|Navy divers stand around the 16-year-old diesel-powered, Russian-made submarine INS Sindhurakshak, covered with a red and white sheet, at the Naval Dockyard in Mumbai, India, Aug. 16, 2013. Indian Navy divers have now pulled out the fourth disfigured, charred dead body from among 18 sailors who got trapped on board the ill-fated INS Sindhurakshak submarine. The navy said it was doubtful that any of the other 14 sailors aboard survived. (Xinhua/Stringer)
NEW DELHI, Aug. 16 (Xinhua) -- Indian Navy divers have now pulled out the fourth disfigured, charred dead body from among 18 sailors who got trapped on board the ill-fated INS Sindhurakshak submarine.
The submarine sank at Mumbai's naval dockyard after multiple explosions followed by a huge fire on Wednesday.
The Indian Navy has ruled out finding any more survivors from the Russia-made vessel which was recently modified at a cost of 80 million U.S. dollars.
"Considering the intensity of explosion, the heat and shock waves it must have generated inside the submarine, it would be difficult to find survivors," Submariner Commander GKK Nair said, adding that the bodies have been sent to INHS Asvini, the naval hospital, for possible DNA identification.
In fact, the Indian Navy fears the bodies of other sailors could have melted due to high temperature within the vessel following the explosions. "The damage and the destruction within the submarine around the control room area indicate that the feasibility of locating bodies of the personnel in the forward part of the submarine is also very remote as the explosion and very high temperatures, which melted steel within, would have incinerated the bodies too," the Indian Navy said in a statement.
However, the Indian Navy said that its divers would continue to search every inch of the submerged submarine "till all bodies are either located or it can be stated with finality that no bodies remain to be found."
Though the Indian government did not announce the deaths earlier, Defence Minister A.K. Antony, on Wednesday expressed his condolences to the families of the dead personnel. "I extend all humanly possible assistance to members of the sailors' family," he said.

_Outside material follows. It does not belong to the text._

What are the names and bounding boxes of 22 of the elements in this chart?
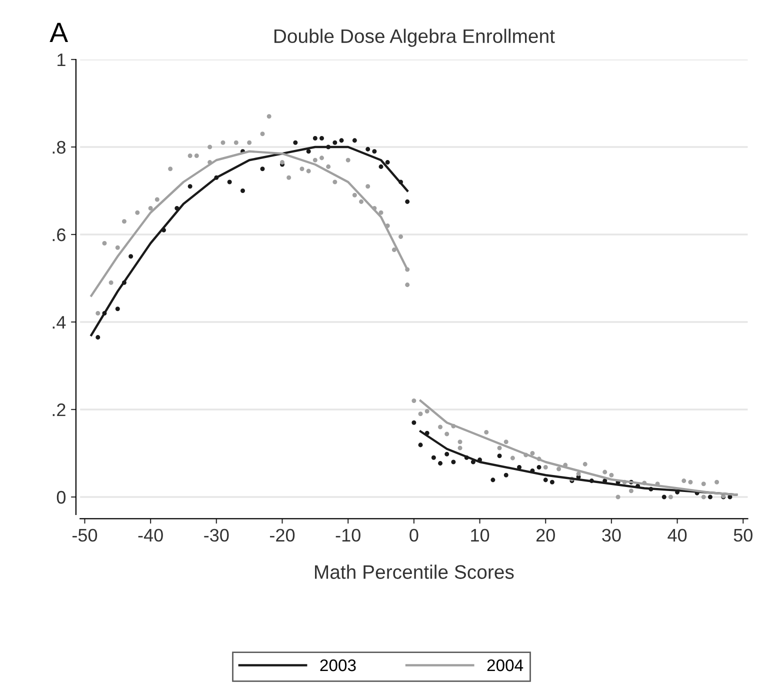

The Indian Navy has ordered a high level probe into the incident, which took place a day before India's Independence Day and only two days after India launched its first indigenous aircraft carrier, hailed as a "crowning glory" by naval officials.
However, defense sources say the submarine was fully loaded when the explosion took place in the weapons' bay and the fire could have resulted due to the detonation of torpedoes or missiles on board on the vessel which was not on active duty at the time of the incident.
A similar explosion in the same submarine in 2010 claimed the life of one sailor. The vessel was at the time berthed at Visakhapatnam port in the southern Indian of Andhra Pradesh.